17.2.06

Bonnard et Tintoret

Bonnard aujourd'hui au musée de la Ville de Paris rénové peint à neuf est très loin de Degas et de Matisse - peut-être la Sieste, mais encore - que tout cela est sombre - du trop plein la vue - effet d'une mauvaise tapisserie, conséquence des commissaires mélancoliques et des conservateurs des souffrances - les figures de femmes sont malheureuses, posées comme des pions inactifs et maladroits dans une surcharge de couleurs souvent mal accordées - paysages qui conviennent aux vieilles habituées des musées, ces drôles de répliques, évidentes et vivantes, des gravures de Goya - préférons les caprices aux caricatures ! Je sauverai du lot présenté, pour l'endroit, Salle à manger sur le jardin à Arcachon (1930-31) et la pièce clé, fin de parcours, L'atelier au mimosa (1939-1946), d'une autre guerre.

L'atelier au mimosa

Le reste, malaise dans la couleur, le midi est assombri par trop de tons qui crient - seul intérêt de Bonnard : ses agendas - soucis du temps du jour (beau, nuageux, couvert, brumeux, variable, pluie…) avec accompagnement de dessins sur le vif de femmes nues, esquisses libres de l'intime - liberté du temps et des détails, respiration du jour.

Quelle figuration en peinture aujourd'hui ? Question fondamentale. Pourquoi Bonnard ne tient-il pas le temps à part quelques toiles ? Et pourquoi Bacon le tient. Question de risques et de dépenses. Le sud est mal vu, mal vécu, mal senti - Bonnard a le soleil triste. Il préfère les baignoires à la mer, les intérieurs aux extérieurs - c'est la différence essentielle avec l'œuvre de Cézanne ouverte à l'infini, même lorsqu'il s'agit d'une nature morte, d'un intérieur. Il y a quelque chose d'étroit, même dans les cadrages que certains trouvent originaux - une impasse devant la glace.

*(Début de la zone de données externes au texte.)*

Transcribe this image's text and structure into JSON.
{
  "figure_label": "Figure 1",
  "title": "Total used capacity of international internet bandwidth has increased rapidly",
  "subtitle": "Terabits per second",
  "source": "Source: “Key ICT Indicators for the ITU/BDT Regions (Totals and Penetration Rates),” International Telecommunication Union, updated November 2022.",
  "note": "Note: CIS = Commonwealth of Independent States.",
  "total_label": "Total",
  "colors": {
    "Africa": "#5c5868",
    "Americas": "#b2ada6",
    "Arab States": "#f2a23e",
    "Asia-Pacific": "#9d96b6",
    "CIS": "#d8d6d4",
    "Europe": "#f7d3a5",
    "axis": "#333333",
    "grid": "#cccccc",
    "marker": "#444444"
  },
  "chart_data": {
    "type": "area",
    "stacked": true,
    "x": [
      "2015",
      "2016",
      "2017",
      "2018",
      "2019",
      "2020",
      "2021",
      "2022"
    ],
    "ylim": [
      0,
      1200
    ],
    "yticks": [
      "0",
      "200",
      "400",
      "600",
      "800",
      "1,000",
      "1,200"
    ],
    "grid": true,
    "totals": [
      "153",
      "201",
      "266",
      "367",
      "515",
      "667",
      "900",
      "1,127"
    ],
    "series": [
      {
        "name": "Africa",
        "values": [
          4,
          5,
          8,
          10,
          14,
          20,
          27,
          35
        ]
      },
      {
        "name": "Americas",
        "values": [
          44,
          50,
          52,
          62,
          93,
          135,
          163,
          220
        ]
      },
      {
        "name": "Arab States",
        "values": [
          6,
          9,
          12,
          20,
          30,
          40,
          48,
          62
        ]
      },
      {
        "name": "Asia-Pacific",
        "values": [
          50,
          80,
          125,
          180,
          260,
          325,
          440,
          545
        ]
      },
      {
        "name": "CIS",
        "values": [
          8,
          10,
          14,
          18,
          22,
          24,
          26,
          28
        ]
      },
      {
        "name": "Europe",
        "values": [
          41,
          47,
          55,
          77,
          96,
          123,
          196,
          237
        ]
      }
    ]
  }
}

Par contre, au Louvre, et j'y convie Actéon, pour une rencontre au Paradis, Tintoret brille parmi ses contemporains, dessins, couleurs, corps en joie dans le sourire du ciel. Il faut aller voir celui que Giacometti appelait en 1920 après un voyage à Venise "le plus grand des amis" : "Je l'aimais d'un amour exclusif et partisan. Tintoret avait raison et les autres avaient tort."